Grâce à la transfiguration de Jésus, les 3 apôtres sont témoins de ce que sera la résurrection de Jésus :
une vie lumineuse, resplendissante,
une vie auprès de Dieu,
une vie sans crainte,
une vie qui nous sort de l’espace et du temps.
Ils en sont tellement heureux qu’ils souhaitent rester sur la montagne.
Mais tout cela se prépare dans la vie quotidienne.
Fernand
Évangile de Jésus Christ selon saint Matthieu 17,1-9
En ce temps-là, Jésus prit avec lui Pierre, Jacques et Jean son frère, et il les emmena à l’écart, sur une haute montagne. Il fut transfiguré devant eux ; son visage devint brillant comme le soleil, et ses vêtements, blancs comme la lumière. Voici que leur apparurent Moïse et Élie, qui s’entretenaient avec lui. Pierre alors prit la parole et dit à Jésus : « Seigneur, il est bon que nous soyons ici ! Si tu le veux, je vais dresser ici trois tentes, une pour toi, une pour Moïse, et une pour Élie. » Il parlait encore, lorsqu’une nuée lumineuse les couvrit de son ombre, et voici que, de la nuée, une voix disait « Celui-ci est mon Fils bien-aimé,en qui je trouve ma joie : écoutez-le ! » Quand ils entendirent cela, les disciples tombèrent face contre terre et furent saisis d’une grande crainte. Jésus s’approcha, les toucha et leur dit :« Relevez-vous et soyez sans crainte ! » Levant les yeux, ils ne virent plus personne, sinon lui, Jésus, seul. En descendant de la montagne, Jésus leur donna cet ordre : « Ne parlez de cette vision à personne, avant que le Fils de l’homme soit ressuscité d’entre les morts. »
Homélie
Dans la vie, la qualité du regard est capitale.
Bien avant que son grand garçon ne le lui ait annoncé, sa maman, attentive avait vite fait de deviner que celui‑ci était tombé amoureux. Depuis plusieurs jours, le regard de son fils était tellement transfiguré qu’elle se doutait bien qu’il avait dû rencontrer une fille.
Un jour, au retour de son travail, cette maman a découvert dans les yeux pétillants de son grand garçon le regard d’un adulte, le regard d’un homme différent d’elle, chargé d’un mystère qu’elle ne pouvait connaître. Son fils appartenait désormais à quelqu’un d’autre.
Aurais‑je tort de « banaliser » à ce point la transfiguration de Jésus en osant la comparer au regard transfiguré de ce jeune amoureux ? A vous de juger !
Dans la vie, la qualité du regard est capitale.
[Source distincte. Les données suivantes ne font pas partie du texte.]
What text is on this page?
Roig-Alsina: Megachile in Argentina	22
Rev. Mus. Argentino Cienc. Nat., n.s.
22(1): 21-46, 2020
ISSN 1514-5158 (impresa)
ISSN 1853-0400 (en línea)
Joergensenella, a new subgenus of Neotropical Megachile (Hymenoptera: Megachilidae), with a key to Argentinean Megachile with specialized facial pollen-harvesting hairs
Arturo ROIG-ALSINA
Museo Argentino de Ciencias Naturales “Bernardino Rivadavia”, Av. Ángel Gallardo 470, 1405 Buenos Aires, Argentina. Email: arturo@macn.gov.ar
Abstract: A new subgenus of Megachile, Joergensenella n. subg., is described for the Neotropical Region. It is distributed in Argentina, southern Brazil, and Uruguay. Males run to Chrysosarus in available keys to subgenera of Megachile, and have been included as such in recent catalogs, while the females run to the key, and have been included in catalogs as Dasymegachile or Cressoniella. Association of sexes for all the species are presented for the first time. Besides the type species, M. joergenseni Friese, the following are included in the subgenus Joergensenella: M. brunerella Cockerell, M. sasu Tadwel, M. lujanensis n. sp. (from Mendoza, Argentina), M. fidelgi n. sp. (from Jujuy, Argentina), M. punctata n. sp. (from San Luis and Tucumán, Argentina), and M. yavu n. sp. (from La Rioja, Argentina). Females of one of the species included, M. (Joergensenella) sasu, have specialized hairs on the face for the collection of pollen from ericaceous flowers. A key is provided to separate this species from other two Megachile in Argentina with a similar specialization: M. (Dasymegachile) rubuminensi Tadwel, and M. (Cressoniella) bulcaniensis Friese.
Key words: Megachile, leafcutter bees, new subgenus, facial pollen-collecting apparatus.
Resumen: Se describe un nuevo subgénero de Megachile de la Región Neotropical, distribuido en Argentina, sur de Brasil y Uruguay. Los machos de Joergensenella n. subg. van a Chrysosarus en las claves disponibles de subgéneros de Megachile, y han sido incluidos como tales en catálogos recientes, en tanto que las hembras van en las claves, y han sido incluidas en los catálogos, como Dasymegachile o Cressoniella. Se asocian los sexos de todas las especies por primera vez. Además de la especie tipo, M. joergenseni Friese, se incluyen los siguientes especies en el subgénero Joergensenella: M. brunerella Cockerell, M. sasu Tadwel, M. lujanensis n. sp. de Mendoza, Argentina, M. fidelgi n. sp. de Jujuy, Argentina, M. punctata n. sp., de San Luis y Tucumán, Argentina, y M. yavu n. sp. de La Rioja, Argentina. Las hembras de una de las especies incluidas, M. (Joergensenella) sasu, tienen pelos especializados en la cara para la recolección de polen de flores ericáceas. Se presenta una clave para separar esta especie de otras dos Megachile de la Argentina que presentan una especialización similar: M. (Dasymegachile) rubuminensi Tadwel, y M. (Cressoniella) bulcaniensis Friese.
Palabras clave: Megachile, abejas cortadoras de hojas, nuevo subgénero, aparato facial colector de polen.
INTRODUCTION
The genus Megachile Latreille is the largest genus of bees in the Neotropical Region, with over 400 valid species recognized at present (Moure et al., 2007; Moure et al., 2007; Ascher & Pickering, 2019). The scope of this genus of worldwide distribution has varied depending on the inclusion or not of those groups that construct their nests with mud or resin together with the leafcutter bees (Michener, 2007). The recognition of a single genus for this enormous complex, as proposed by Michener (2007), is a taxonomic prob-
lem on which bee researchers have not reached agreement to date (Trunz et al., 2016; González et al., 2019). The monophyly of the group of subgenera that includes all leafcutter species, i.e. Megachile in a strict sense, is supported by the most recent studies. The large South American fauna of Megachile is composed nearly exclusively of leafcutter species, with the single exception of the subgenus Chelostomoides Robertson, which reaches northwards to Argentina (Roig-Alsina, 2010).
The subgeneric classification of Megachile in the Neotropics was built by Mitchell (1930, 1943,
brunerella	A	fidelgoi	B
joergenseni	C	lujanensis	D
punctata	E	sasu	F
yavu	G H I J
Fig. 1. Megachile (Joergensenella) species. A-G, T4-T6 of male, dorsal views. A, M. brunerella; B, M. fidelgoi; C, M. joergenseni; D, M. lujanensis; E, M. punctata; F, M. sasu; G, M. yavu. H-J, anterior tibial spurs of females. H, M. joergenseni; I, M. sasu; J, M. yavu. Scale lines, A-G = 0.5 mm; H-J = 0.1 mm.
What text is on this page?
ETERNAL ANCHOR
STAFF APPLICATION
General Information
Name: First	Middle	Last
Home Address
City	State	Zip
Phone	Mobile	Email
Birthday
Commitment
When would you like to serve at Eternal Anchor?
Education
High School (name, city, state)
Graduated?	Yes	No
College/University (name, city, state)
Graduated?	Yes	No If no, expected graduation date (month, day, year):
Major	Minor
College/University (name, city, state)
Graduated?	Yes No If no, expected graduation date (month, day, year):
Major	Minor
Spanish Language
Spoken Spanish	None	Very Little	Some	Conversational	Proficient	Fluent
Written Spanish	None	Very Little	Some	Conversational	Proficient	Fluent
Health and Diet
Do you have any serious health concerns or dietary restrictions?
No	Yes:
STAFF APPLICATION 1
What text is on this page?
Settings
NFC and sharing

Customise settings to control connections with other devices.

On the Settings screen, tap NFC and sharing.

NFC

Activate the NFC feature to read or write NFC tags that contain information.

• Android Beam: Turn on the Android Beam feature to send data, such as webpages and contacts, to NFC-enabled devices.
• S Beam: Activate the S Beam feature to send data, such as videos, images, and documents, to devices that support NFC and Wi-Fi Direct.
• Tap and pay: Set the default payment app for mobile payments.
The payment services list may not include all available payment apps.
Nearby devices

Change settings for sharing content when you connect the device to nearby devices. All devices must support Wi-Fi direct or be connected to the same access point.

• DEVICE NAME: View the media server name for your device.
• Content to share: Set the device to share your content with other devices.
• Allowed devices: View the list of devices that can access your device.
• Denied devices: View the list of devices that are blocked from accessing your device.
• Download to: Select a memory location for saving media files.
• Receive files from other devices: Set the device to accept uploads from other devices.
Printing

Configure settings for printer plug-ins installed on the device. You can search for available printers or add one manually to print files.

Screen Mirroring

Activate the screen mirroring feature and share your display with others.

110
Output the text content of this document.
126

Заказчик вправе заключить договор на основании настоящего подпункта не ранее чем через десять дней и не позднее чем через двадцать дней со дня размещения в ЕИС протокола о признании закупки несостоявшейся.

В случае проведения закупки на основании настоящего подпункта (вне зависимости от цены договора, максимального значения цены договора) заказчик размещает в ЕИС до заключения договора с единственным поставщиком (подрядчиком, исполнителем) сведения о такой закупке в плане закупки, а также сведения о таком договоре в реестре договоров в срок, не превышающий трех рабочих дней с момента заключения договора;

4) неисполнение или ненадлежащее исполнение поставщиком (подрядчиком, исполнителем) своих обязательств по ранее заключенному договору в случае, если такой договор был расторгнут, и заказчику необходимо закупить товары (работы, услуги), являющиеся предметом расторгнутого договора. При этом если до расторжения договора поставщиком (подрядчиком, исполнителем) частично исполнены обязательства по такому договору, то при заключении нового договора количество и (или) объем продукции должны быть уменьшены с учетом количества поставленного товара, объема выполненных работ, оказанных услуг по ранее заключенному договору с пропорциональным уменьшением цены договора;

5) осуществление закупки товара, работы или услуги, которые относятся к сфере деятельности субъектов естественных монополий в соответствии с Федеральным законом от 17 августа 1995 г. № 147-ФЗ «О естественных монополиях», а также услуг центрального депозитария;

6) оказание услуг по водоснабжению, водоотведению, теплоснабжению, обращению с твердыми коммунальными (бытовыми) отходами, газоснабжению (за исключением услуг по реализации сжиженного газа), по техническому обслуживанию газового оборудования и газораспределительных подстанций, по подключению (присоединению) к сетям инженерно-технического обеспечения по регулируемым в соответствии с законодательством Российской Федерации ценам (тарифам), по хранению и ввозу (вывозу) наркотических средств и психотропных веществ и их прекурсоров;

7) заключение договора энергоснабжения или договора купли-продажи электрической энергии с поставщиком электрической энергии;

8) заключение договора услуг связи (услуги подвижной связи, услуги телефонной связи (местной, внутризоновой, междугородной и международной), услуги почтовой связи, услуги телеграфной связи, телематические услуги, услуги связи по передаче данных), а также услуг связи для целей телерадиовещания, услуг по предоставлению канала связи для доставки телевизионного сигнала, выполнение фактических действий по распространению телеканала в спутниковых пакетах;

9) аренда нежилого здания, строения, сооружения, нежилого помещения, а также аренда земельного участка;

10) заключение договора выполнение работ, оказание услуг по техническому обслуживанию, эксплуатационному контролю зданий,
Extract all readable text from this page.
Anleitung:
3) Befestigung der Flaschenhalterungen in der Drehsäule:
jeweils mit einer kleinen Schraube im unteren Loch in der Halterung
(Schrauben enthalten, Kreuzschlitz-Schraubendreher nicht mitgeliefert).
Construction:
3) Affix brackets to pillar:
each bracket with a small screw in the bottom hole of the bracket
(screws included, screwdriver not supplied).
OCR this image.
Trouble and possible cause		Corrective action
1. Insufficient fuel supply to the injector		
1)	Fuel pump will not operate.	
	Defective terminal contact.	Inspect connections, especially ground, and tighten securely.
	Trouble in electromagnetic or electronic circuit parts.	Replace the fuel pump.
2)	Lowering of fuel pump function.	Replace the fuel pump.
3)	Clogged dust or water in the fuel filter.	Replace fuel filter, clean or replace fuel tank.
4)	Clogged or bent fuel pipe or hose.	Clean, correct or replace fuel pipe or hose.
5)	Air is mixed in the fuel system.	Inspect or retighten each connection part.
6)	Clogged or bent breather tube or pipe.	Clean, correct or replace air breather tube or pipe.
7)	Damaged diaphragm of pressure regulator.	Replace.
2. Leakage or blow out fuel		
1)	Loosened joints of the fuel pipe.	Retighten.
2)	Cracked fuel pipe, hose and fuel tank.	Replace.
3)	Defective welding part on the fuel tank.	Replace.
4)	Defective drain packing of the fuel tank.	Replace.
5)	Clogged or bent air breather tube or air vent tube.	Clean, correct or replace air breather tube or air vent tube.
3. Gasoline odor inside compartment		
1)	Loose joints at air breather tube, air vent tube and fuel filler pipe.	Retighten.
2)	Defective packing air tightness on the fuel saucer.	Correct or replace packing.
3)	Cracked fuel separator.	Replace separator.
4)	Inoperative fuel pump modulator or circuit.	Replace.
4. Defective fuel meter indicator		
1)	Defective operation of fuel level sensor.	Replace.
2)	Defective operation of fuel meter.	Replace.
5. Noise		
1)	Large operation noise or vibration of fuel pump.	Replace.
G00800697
Un jour, alors que les trois apôtres croyaient bien connaître leur maître, ils découvrent progressivement la personnalité de Jésus grâce à sa transfiguration. En effet, ils avaient été abasourdis lorsque Jésus leur avait annoncé sa prochaine Passion et résurrection. Pierre l’avait même réprimandé. Dans l’Evangile de Matthieu, cela est raconté juste avant le récit de la Transfiguration. Ce n’est pas un hasard, vu qu’il existe un lien entre les deux épisodes et que le second éclairera le premier. La transfiguration de Jésus ne sera comprise qu’à la lumière de sa résurrection. C’est la raison pour laquelle Jésus demande à ses apôtres d’attendre ce moment-là pour en parler. Ce n’est pas non plus un hasard, si nous entendons chaque année ce récit quelques semaines avant Pâques.
Pendant un bref instant, lors de la transfiguration de Jésus , l’échange qu’il a eu avec Moïse et Elie et la parole qu’ils ont entendue, les trois amis intimes de Jésus sont témoins de ce que sera la résurrection de Jésus. Ils perçoivent l’extraordinaire richesse de cet ami. Ils se rendent compte qu’ils s’adressent à quelqu’un qui, vraiment, ne peut venir que de Dieu seul.
Sur la montagne, Pierre, Jacques et Jean voient le visage de Jésus brillant comme le soleil. Ils entendent cette voix révélant la vraie personne de Jésus : Cette voix a dit ceci : «Celui‑ci est mon fils bien‑aimé en qui je trouve ma joie. Ecoutez-le.» Quand Dieu regarde Jésus, voilà comment il le voit: tout beau, tout resplendissant.
Le regard de Dieu est un regard qui transfigure.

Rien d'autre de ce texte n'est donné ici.